ExxonMobil restarts Torrance refinery
ExxonMobil Corp. has restarted the fluid catalytic cracker (FCC) at its 155,000-b/d refinery in Torrance, Calif., after more than a year following a Feb. 15, 2015, explosion and ensuing fire shuttered the unit.
ExxonMobil Corp. has restarted the fluid catalytic cracker (FCC) at its 155,000-b/d refinery in Torrance, Calif., after more than a year following a Feb. 15, 2015, explosion and ensuing fire shuttered the unit (OGJ Online, Feb. 19, 2015).
The FCC resumed operations on May 10 in compliance with a mandatory 6-hr, real-time continuous air monitoring period as ordered by California’s South Coast Air Quality Management District (SCAQMD), the regulatory agency responsible for air-pollution control for all of Orange County as well as portions of Los Angeles, Riverside, and San Bernardino counties, ExxonMobil said.
Based on the regulator’s determination that the FCC’s startup would result in higher emissions of particulate matter for about 6 hr longer than permissible under SCAQMD rules and the refinery’s Title V permit, the 6-hr heightened period of air monitoring was part of a series of conditions to which ExxonMobil agreed under SCAQMD’s Apr. 2 order for abatement consenting to the restart (OGJ Online, Apr. 4, 2016).
As part of SCAQMD’s approval, ExxonMobil also was to implement the following operational measures to mitigate excess emissions during the restart process:
· Reduce overall refinery throughput by about 25% to 100,000 b/d.
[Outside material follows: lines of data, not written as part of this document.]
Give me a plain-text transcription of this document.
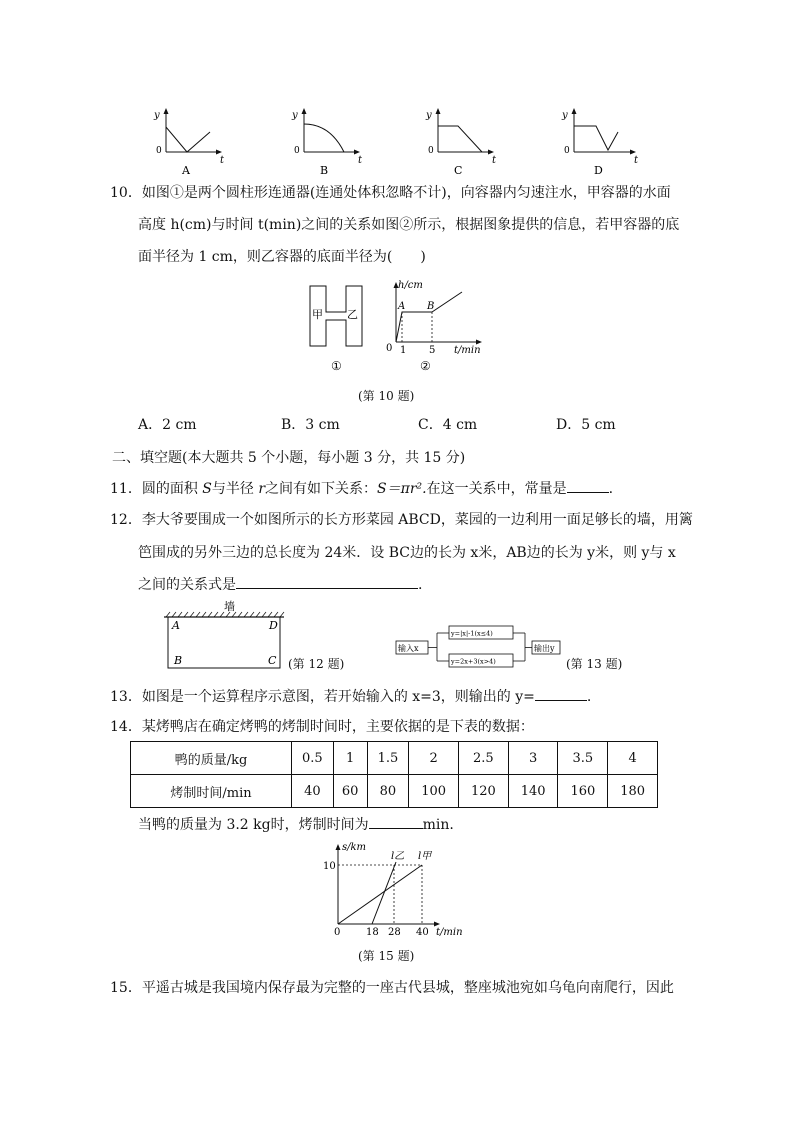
y
0
t
A
y
0
t
B
y
0
t
C
y
0
t
D
10．如图①是两个圆柱形连通器(连通处体积忽略不计)，向容器内匀速注水，甲容器的水面
高度 h(cm)与时间 t(min)之间的关系如图②所示，根据图象提供的信息，若甲容器的底
面半径为 1 cm，则乙容器的底面半径为(　　)
甲 乙
①
h/cm
A B
0 1 5 t/min
②
(第 10 题)
A．2 cm	B．3 cm	C．4 cm	D．5 cm
二、填空题(本大题共 5 个小题，每小题 3 分，共 15 分)
11．圆的面积 S与半径 r之间有如下关系：S＝πr².在这一关系中，常量是	.
12．李大爷要围成一个如图所示的长方形菜园 ABCD，菜园的一边利用一面足够长的墙，用篱
笆围成的另外三边的总长度为 24米．设 BC边的长为 x米，AB边的长为 y米，则 y与 x
之间的关系式是	.
墙
A	D
B	C (第 12 题)
输入x
y=|x|-1(x≤4)
y=2x+3(x>4)
输出y
(第 13 题)
13．如图是一个运算程序示意图，若开始输入的 x=3，则输出的 y=	.
14．某烤鸭店在确定烤鸭的烤制时间时，主要依据的是下表的数据：
鸭的质量/kg	0.5	1	1.5	2	2.5	3	3.5	4
烤制时间/min	40	60	80	100	120	140	160	180
当鸭的质量为 3.2 kg时，烤制时间为	min.
s/km
10
l乙 l甲
0	18 28 40 t/min
(第 15 题)
15．平遥古城是我国境内保存最为完整的一座古代县城，整座城池宛如乌龟向南爬行，因此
· Shut down two coker heaters.
· Operate all drift eliminator upgrades to the pretreater, hydrotreater, fuel gas treater, and north and south coker cooling towers.
Neither ExxonMobil nor SCAQMD have specified a definitive timeline for when the Torrance refinery—which has operated at about 20% of its rated capacity since the February 2015 explosion—will resume full operations.
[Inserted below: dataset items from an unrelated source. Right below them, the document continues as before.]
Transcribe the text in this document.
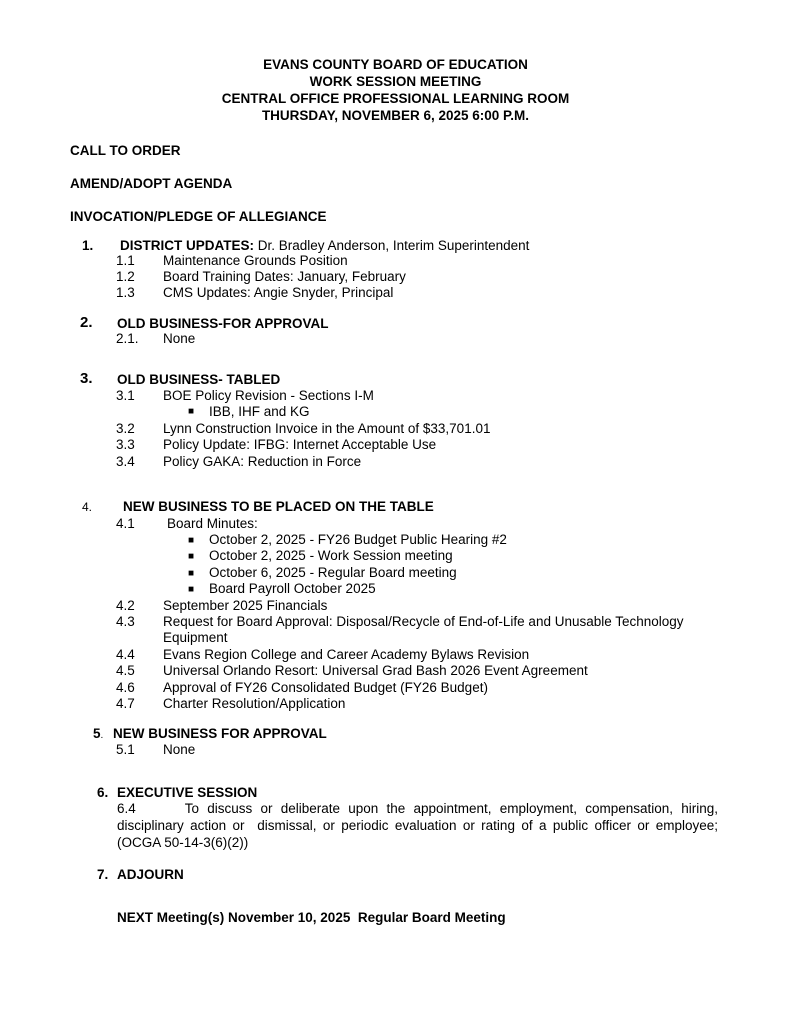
EVANS COUNTY BOARD OF EDUCATION
WORK SESSION MEETING
CENTRAL OFFICE PROFESSIONAL LEARNING ROOM
THURSDAY, NOVEMBER 6, 2025 6:00 P.M.
CALL TO ORDER
AMEND/ADOPT AGENDA
INVOCATION/PLEDGE OF ALLEGIANCE
1. DISTRICT UPDATES: Dr. Bradley Anderson, Interim Superintendent
1.1 Maintenance Grounds Position
1.2 Board Training Dates: January, February
1.3 CMS Updates: Angie Snyder, Principal
2. OLD BUSINESS-FOR APPROVAL
2.1. None
3. OLD BUSINESS- TABLED
3.1 BOE Policy Revision - Sections I-M
■ IBB, IHF and KG
3.2 Lynn Construction Invoice in the Amount of $33,701.01
3.3 Policy Update: IFBG: Internet Acceptable Use
3.4 Policy GAKA: Reduction in Force
4. NEW BUSINESS TO BE PLACED ON THE TABLE
4.1 Board Minutes:
■ October 2, 2025 - FY26 Budget Public Hearing #2
■ October 2, 2025 - Work Session meeting
■ October 6, 2025 - Regular Board meeting
■ Board Payroll October 2025
4.2 September 2025 Financials
4.3 Request for Board Approval: Disposal/Recycle of End-of-Life and Unusable Technology
Equipment
4.4 Evans Region College and Career Academy Bylaws Revision
4.5 Universal Orlando Resort: Universal Grad Bash 2026 Event Agreement
4.6 Approval of FY26 Consolidated Budget (FY26 Budget)
4.7 Charter Resolution/Application
5. NEW BUSINESS FOR APPROVAL
5.1 None
6. EXECUTIVE SESSION
6.4      To discuss or deliberate upon the appointment, employment, compensation, hiring, disciplinary action or  dismissal, or periodic evaluation or rating of a public officer or employee; (OCGA 50-14-3(6)(2))
7. ADJOURN
NEXT Meeting(s) November 10, 2025  Regular Board Meeting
To date, ExxonMobil has spent about $161 million to repair a damaged electrostatic precipitator—which controls fine particulate emissions from the FCC—as well as an additional $1.1 million on drift eliminator upgrades to the refinery’s pretreater, hydrotreater, fuel gas treater, and north and south coker cooling towers.
Torrance sale update
The pending restoration of the Torrance refinery to full-working order is a prerequisite to a deal ExxonMobil made in late 2015 for the sale of the refinery and related assets to PBF Holding Co. LLC, a subsidiary of PBF Energy Inc., Parsippany, NJ (OGJ Online, Oct. 1, 2015).
Alongside gaining all necessary regulatory approvals and restoration of refining operations to their full-working order prior to the February 2015 explosion, the Torrance refinery also must operate for at least 15 days without incident after such restoration, according to the proposed sale agreement.
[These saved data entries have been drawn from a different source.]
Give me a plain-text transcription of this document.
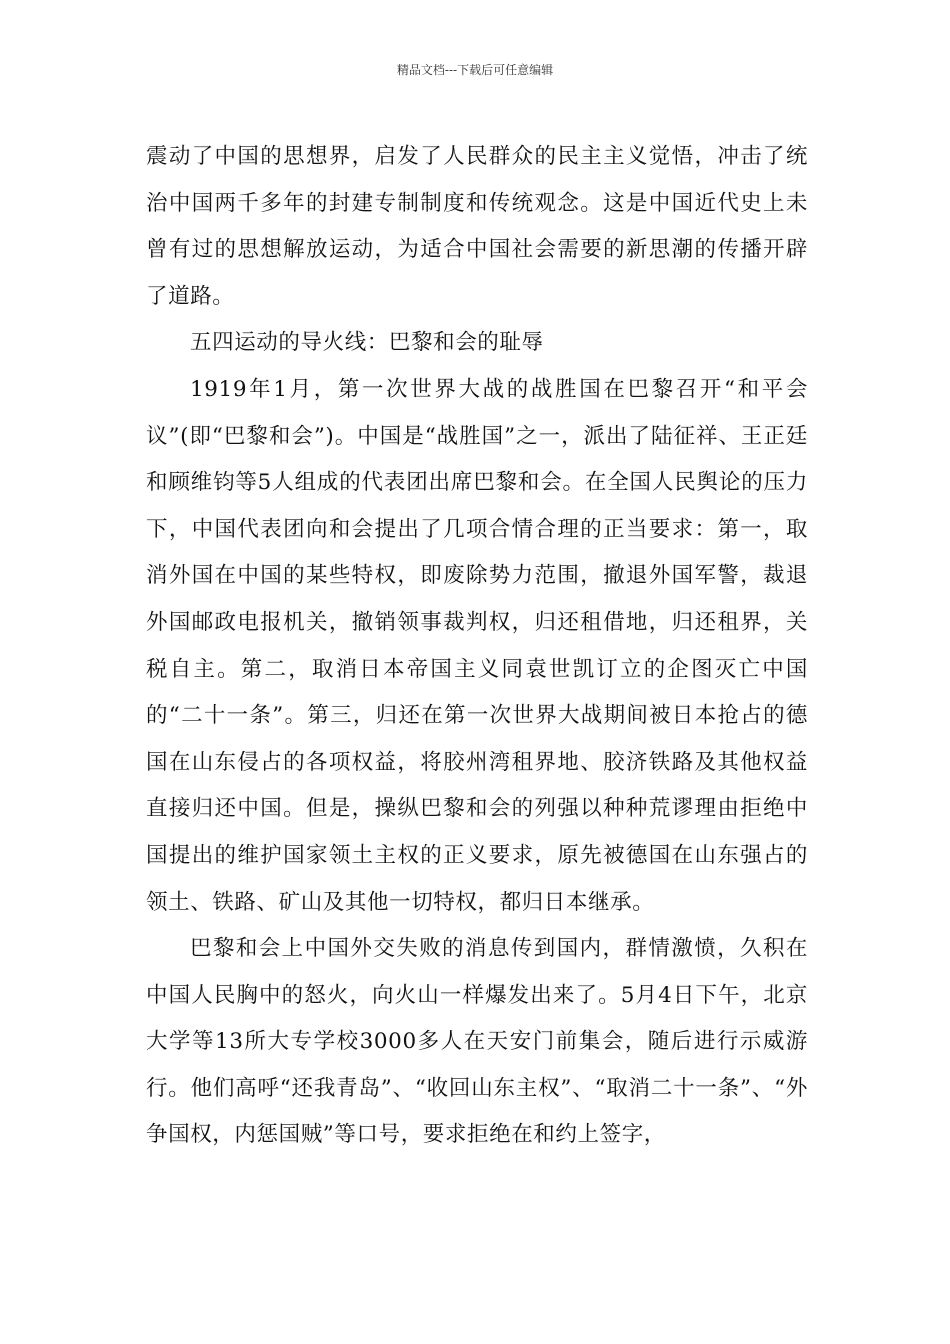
精品文档---下载后可任意编辑

震动了中国的思想界，启发了人民群众的民主主义觉悟，冲击了统治中国两千多年的封建专制制度和传统观念。这是中国近代史上未曾有过的思想解放运动，为适合中国社会需要的新思潮的传播开辟了道路。

五四运动的导火线：巴黎和会的耻辱

1919年1月，第一次世界大战的战胜国在巴黎召开“和平会议”(即“巴黎和会”)。中国是“战胜国”之一，派出了陆征祥、王正廷和顾维钧等5人组成的代表团出席巴黎和会。在全国人民舆论的压力下，中国代表团向和会提出了几项合情合理的正当要求：第一，取消外国在中国的某些特权，即废除势力范围，撤退外国军警，裁退外国邮政电报机关，撤销领事裁判权，归还租借地，归还租界，关税自主。第二，取消日本帝国主义同袁世凯订立的企图灭亡中国的“二十一条”。第三，归还在第一次世界大战期间被日本抢占的德国在山东侵占的各项权益，将胶州湾租界地、胶济铁路及其他权益直接归还中国。但是，操纵巴黎和会的列强以种种荒谬理由拒绝中国提出的维护国家领土主权的正义要求，原先被德国在山东强占的领土、铁路、矿山及其他一切特权，都归日本继承。

巴黎和会上中国外交失败的消息传到国内，群情激愤，久积在中国人民胸中的怒火，向火山一样爆发出来了。5月4日下午，北京大学等13所大专学校3000多人在天安门前集会，随后进行示威游行。他们高呼“还我青岛”、“收回山东主权”、“取消二十一条”、“外争国权，内惩国贼”等口号，要求拒绝在和约上签字，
Valued at about $537.5 million, the deal—which includes the Torrance manufacturing site as well as ExxonMobil’s related California product terminals, crude and product pipelines, and other logistics assets—originally was scheduled to close sometime during second-quarter 2016.
ExxonMobil still expects the transaction to close and PBF Energy to assume formal control of Torrance in mid-2016, said Jeff Woodbury, ExxonMobil’s vice-president of investor relations, said in the company’s latest quarterly earnings call on Apr. 29.